In Experiment 1, I showed that participants who primarily speak MAE 1) recognize that some speakers use regularized subject-verb agreement, 2) evaluate that regularized subject-verb agreement is associated with AAL, and 3) predict that the subject-verb agreement rules of AAL allow for some patterns (They was happy) but not others (*He were happy). This was accomplished using a novel sentence rating task, where participants heard audio examples of a given language variety, then rated written sentences for how likely a speaker of that variety would be to say them.

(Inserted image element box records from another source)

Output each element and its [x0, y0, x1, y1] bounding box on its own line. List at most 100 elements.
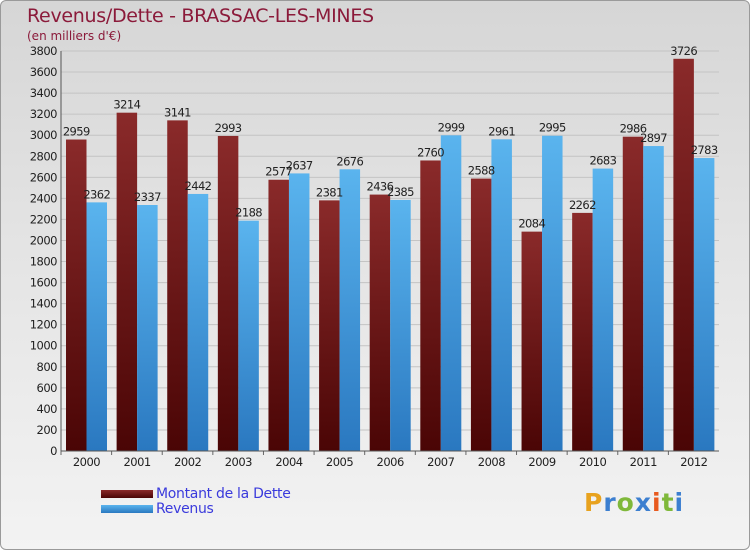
y-tick-label: 1400 [30, 297, 57, 311]
data-label: 2999 [438, 120, 465, 134]
logo-letter: o [616, 488, 635, 517]
data-label: 2442 [185, 179, 212, 193]
data-label: 2637 [286, 158, 313, 172]
x-tick-label: 2000 [73, 455, 100, 469]
y-tick-label: 800 [37, 360, 58, 374]
data-label: 2676 [336, 154, 363, 168]
chart-subtitle: (en milliers d'€) [27, 29, 122, 43]
y-tick-label: 1200 [30, 318, 57, 332]
y-tick-label: 600 [37, 381, 58, 395]
logo-letter: P [584, 488, 604, 517]
bar-dette [319, 200, 340, 451]
y-tick-label: 0 [50, 444, 57, 458]
data-label: 3214 [113, 98, 140, 112]
data-label: 2577 [265, 165, 292, 179]
proxiti-logo: Proxiti [584, 488, 684, 517]
y-tick-label: 3800 [30, 44, 57, 58]
x-tick-label: 2004 [275, 455, 302, 469]
y-tick-label: 2000 [30, 233, 57, 247]
axes [60, 51, 719, 452]
y-tick-label: 1800 [30, 255, 57, 269]
bar-revenus [491, 139, 512, 451]
y-tick-label: 2200 [30, 212, 57, 226]
bar-dette [66, 139, 87, 452]
bar-revenus [693, 158, 715, 452]
x-tick-label: 2008 [478, 455, 505, 469]
legend-label-revenus: Revenus [156, 501, 214, 517]
data-label: 3141 [164, 105, 191, 119]
bar-revenus [643, 146, 664, 452]
bar-dette [470, 178, 492, 451]
x-tick-label: 2001 [123, 455, 150, 469]
bar-dette [116, 112, 138, 452]
bar-revenus [592, 168, 614, 451]
x-tick-label: 2011 [630, 455, 657, 469]
bar-revenus [542, 135, 563, 451]
data-label: 2683 [589, 154, 616, 168]
data-label: 2961 [488, 124, 515, 138]
data-label: 2993 [215, 121, 242, 135]
data-label: 2897 [640, 131, 667, 145]
bar-revenus [339, 169, 361, 451]
legend-swatch-revenus [101, 505, 153, 513]
logo-letter: i [652, 488, 662, 517]
bar-dette [622, 136, 644, 451]
data-label: 2188 [235, 206, 262, 220]
data-label: 2084 [518, 217, 545, 231]
data-labels: 2959 2362 3214 2337 3141 2442 2993 2188 25772637… [63, 44, 719, 231]
data-label: 2995 [539, 121, 566, 135]
data-label: 3726 [670, 44, 697, 58]
y-tick-label: 2400 [30, 191, 57, 205]
bar-dette [572, 212, 593, 451]
data-label: 2362 [83, 187, 110, 201]
bar-dette [217, 135, 239, 451]
bar-revenus [137, 205, 158, 451]
data-label: 2337 [134, 190, 161, 204]
y-tick-label: 2600 [30, 170, 57, 184]
x-tick-label: 2003 [225, 455, 252, 469]
y-tick-label: 3000 [30, 128, 57, 142]
bar-revenus [440, 135, 462, 451]
bar-revenus [238, 220, 259, 451]
bar-dette [521, 231, 543, 451]
x-axis-ticks: 2000 2001 2002 2003 2004 2005 2006 2007 2008 2009… [60, 451, 708, 469]
legend-label-dette: Montant de la Dette [156, 486, 291, 502]
y-axis-ticks: 0 200 400 600 800 1000 1200 1400 1600 1800 2000 220… [30, 44, 58, 458]
y-tick-label: 2800 [30, 149, 57, 163]
data-label: 2959 [63, 125, 90, 139]
y-tick-label: 3200 [30, 107, 57, 121]
bar-revenus [390, 199, 411, 451]
bar-dette [167, 120, 188, 452]
x-tick-label: 2012 [680, 455, 707, 469]
logo-letter: r [603, 488, 617, 517]
y-tick-label: 1000 [30, 339, 57, 353]
y-tick-label: 3400 [30, 86, 57, 100]
logo-letter: t [661, 488, 675, 517]
data-label: 2381 [316, 185, 343, 199]
logo-letter: x [634, 488, 652, 517]
bar-dette [673, 58, 694, 451]
logo-letter: i [674, 488, 685, 517]
y-tick-label: 3600 [30, 65, 57, 79]
bar-dette [268, 179, 289, 451]
bar-series [66, 58, 715, 452]
data-label: 2262 [569, 198, 596, 212]
bar-revenus [187, 193, 209, 451]
x-tick-label: 2006 [377, 455, 404, 469]
data-label: 2783 [691, 143, 718, 157]
data-label: 2588 [468, 164, 495, 178]
x-tick-label: 2010 [579, 455, 606, 469]
legend-swatch-dette [101, 490, 153, 498]
data-label: 2385 [387, 185, 414, 199]
y-tick-label: 400 [37, 402, 58, 416]
data-label: 2436 [367, 180, 394, 194]
x-tick-label: 2009 [528, 455, 555, 469]
x-tick-label: 2002 [174, 455, 201, 469]
y-tick-label: 1600 [30, 276, 57, 290]
bar-revenus [288, 173, 310, 451]
bar-dette [420, 160, 441, 451]
bar-revenus [86, 202, 107, 451]
x-tick-label: 2007 [427, 455, 454, 469]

In Experiment 2, I showed that a similar pool of participants did not merely recognize regularized subject-verb agreement; their knowledge of variation lead them to predict that AAL speakers use regularized forms in an acoustically ambiguous context. Participants heard sentences like He sit(s) still, where it is unclear whether the verb includes a verbal -s due to a segmentation ambiguity. They were more likely to transcribe a regularized form (He sit still) when it was spoken by an AAL-speaking voice than when it was spoken by an MAE-speaking voice. Together, these results indicate that listeners have rich mental models of their interlocutors that extend beyond a general awareness of linguistic difference.

In Experiment 3, I compared bidialectal speakers of AAL and MAE and monodialectal speakers of MAE. On the rating task from Experiment 1, bidialectal participants showed a greater degree of differentiation between sentences that are grammatical in AAL and sentences that are ungrammatical in AAL, compared to monodialectal participants. However, both groups of participants indicated that ungrammatical sentences are broadly more likely in AAL than MAE, contrary to usage patterns in the world. On the transcription task from Experiment 2, bidialectal participants were overall more likely to transcribe regularized subject-verb agreement, but they differentiated between AAL- and MAE-speaking voices to the same degree as monodialectal participants. Both groups were more likely to use MAE subject-verb agreement (He sits still) than regularized subject-verb agreement (He sit still). These results suggest that bidialectal listeners broadly expect regularized subject-verb agreement to a greater degree than do monodialectal listeners, rather than making stronger predictions about a given speaker. Moreover, while bidialectal listeners have a more granular sense of AAL’s grammatical rules, all listeners still favor MAE, likely reflecting MAE’s dominant status.

In Experiment 4, I asked how listeners use their knowledge of variation in subject-verb agreement to guide real-time interpretation of sentences, again comparing bidialectal and monodialectal participants. Participants heard sentences like The duck(s) swim in the pond, where they must rely on the agreement morphology of the verb to determine whether the subject of the sentence is singular or plural, since a segmentation ambiguity makes it unclear whether the noun ends in -s. In MAE, only a plural interpretation is available, while in AAL, a singular interpretation is also available. Participants’ eye-movements were tracked as they looked at and selected images on a screen. Participants were more likely to look at and select a singular image if the sentence was presented in an AAL-speaking voice, compared to an MAE-speaking voice, and bidialectal participants were more likely to look at and select a singular image, compared to monodialectal participants. As with the transcription task in Experiment 3, this suggests that bidialectal participants are broadly more likely to consider the possibility that a speaker uses regularized SVA, compared to monodialectal participants, but their linguistic expectations are not more strongly differentiated based on the grammar of their interlocutor.

These results make it clear that listeners have mental models of morphosyntactic variation, which can be characterized along a variety of dimensions, including the syntax, semantics, and indexicality (social meaning) of a given variable. This can serve as a foundation for future inquiry into the details of these models and the real-time switching and control dynamics as listeners adjust to different varieties in their environment.